Natural bond orbital deletion calculations show that whereas the gauche preference arises from vicinal hyperconjugative interaction between anti C-H bonds and C-F* antibonds, the cis C-H/C-F* interactions are substantial (approximately 25% of the anti interaction). The established significantly >60 degrees FCCF dihedral angle for the equilibrium conformer can then be rationalized in terms of the hyperconjugation model alone by taking into account both anti interactions that maximize near 60 degrees and the smaller cis interactions that maximize at a much larger dihedral angle. This explanation does not invoke repulsive forces to rationalize the 72 degrees equilibrium conformer angle. The relative minimum energy for the trans conformer is the consequence of a balance between decreasing hyperconjugative stabilization and decreasing steric destabilization as the FCCF torsional angle approaches 180 degrees . The torsional coordinate is predicted to be strongly contaminated by CCF bending, with the result that approximately half of the trans --> gauche stabilization energy stems from mode coupling.
A flexing analysis of the ethane barrier energy in terms of structural (ΔEstruct), steric exchange (ΔEsteric), and hyperconjugative charge-transfer (ΔEdeloc) energy contributions has been carried out using natural bond orbitals. No evidence is found for the view that the ethane staggered equilibrium geometry or the C–C bond expansion that accompanies rotation results from steric exchange repulsion interactions. The analysis shows that ΔEstruct and ΔEdeloc have very different stereoelectronic dependencies, but that the ΔEsteric and ΔEdeloc dependencies are antagonistic. All of their contributions are strongly affected by the C–C bond expansion, with the result that the barrier mechanism cannot be understood without taking into account their different relaxation dependencies. Neglect of C–C expansion leaves the charge-transfer interactions paramount by subduing the steric and structural contributions. These interactions are found to be an important determinant for the expansion. The strong expansion dependence found for ΔEstruct is largely controlled by weakening of the C–C bond, and to a lesser extent by concomitant strengthening of the C–H bonds. Most of this dependence can be mimicked by C–C expansion in the absence of methyl torsion indicating that C–C bond weakening does not arise from the symmetry change accompanying ethane torsion.
Relaxation calculations using natural bond orbitals are carried out for the Puali exchange steric repulsion changes associated with ethane internal rotation using sufficiently extended Dunning correlation-consistent and Gaussian orbitals, so that interpretations are not basis set dependent. These calculations show that the total exchange repulsion is strongly dependent on the C–C bond lengthening that accompanies rotation.

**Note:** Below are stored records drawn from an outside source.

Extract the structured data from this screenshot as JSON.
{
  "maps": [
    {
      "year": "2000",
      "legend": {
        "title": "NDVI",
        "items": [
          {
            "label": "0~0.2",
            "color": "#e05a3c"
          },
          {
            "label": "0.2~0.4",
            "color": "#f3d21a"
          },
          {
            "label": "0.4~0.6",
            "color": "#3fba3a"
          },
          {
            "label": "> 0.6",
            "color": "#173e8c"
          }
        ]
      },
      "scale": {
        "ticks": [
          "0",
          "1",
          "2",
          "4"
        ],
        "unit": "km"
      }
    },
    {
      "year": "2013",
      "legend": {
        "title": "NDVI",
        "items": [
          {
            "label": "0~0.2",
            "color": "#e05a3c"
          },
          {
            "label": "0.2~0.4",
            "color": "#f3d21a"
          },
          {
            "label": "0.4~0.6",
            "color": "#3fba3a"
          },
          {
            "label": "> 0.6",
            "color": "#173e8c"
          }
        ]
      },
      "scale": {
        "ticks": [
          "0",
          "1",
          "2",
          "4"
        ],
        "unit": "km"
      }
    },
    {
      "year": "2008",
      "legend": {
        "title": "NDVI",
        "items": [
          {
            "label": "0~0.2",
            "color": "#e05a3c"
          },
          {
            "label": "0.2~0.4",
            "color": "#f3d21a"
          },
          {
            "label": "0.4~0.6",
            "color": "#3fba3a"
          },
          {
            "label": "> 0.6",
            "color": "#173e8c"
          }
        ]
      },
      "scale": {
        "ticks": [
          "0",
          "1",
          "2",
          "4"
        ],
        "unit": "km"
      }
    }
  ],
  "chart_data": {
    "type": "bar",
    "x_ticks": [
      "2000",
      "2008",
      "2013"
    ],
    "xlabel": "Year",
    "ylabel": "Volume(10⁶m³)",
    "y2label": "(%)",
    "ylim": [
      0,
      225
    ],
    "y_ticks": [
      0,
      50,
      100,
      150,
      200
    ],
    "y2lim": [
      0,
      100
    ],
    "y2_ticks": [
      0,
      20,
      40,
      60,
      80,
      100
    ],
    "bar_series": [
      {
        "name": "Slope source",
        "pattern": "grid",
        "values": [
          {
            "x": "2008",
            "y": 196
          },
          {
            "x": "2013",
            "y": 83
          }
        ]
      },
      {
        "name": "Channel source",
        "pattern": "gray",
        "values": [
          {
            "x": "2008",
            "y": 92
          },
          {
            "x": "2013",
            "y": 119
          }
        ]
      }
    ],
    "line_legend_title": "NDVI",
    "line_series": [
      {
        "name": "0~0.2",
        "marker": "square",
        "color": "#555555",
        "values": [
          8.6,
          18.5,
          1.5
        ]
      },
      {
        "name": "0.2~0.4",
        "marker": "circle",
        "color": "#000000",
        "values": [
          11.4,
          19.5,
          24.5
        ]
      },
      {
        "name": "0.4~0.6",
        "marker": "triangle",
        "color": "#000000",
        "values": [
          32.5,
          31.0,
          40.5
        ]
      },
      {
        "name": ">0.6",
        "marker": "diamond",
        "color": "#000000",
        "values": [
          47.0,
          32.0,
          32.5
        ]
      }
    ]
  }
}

The effect of this relaxation is that the total exchange repulsion favors the eclipsed conformer by ∼6 kcal/mol, far greater than previous estimates obtained without skeletal relaxation. The source of the skeletal flexing dependence stems from the strong dependence of the orthogonalization-induced-energy-shift of the σCH NBO and carbon core orbitals on RC–C. Strong basis set dependence is found for the pairwise repulsions. Extended basis set calculations attribute an antibarrier energy change to anti/syn repulsions and a barrier-forming one to gauche repulsions. These senses are opposite to the barrier-forming anti/syn CH pairwise interactions found in previous ethane steric considerations.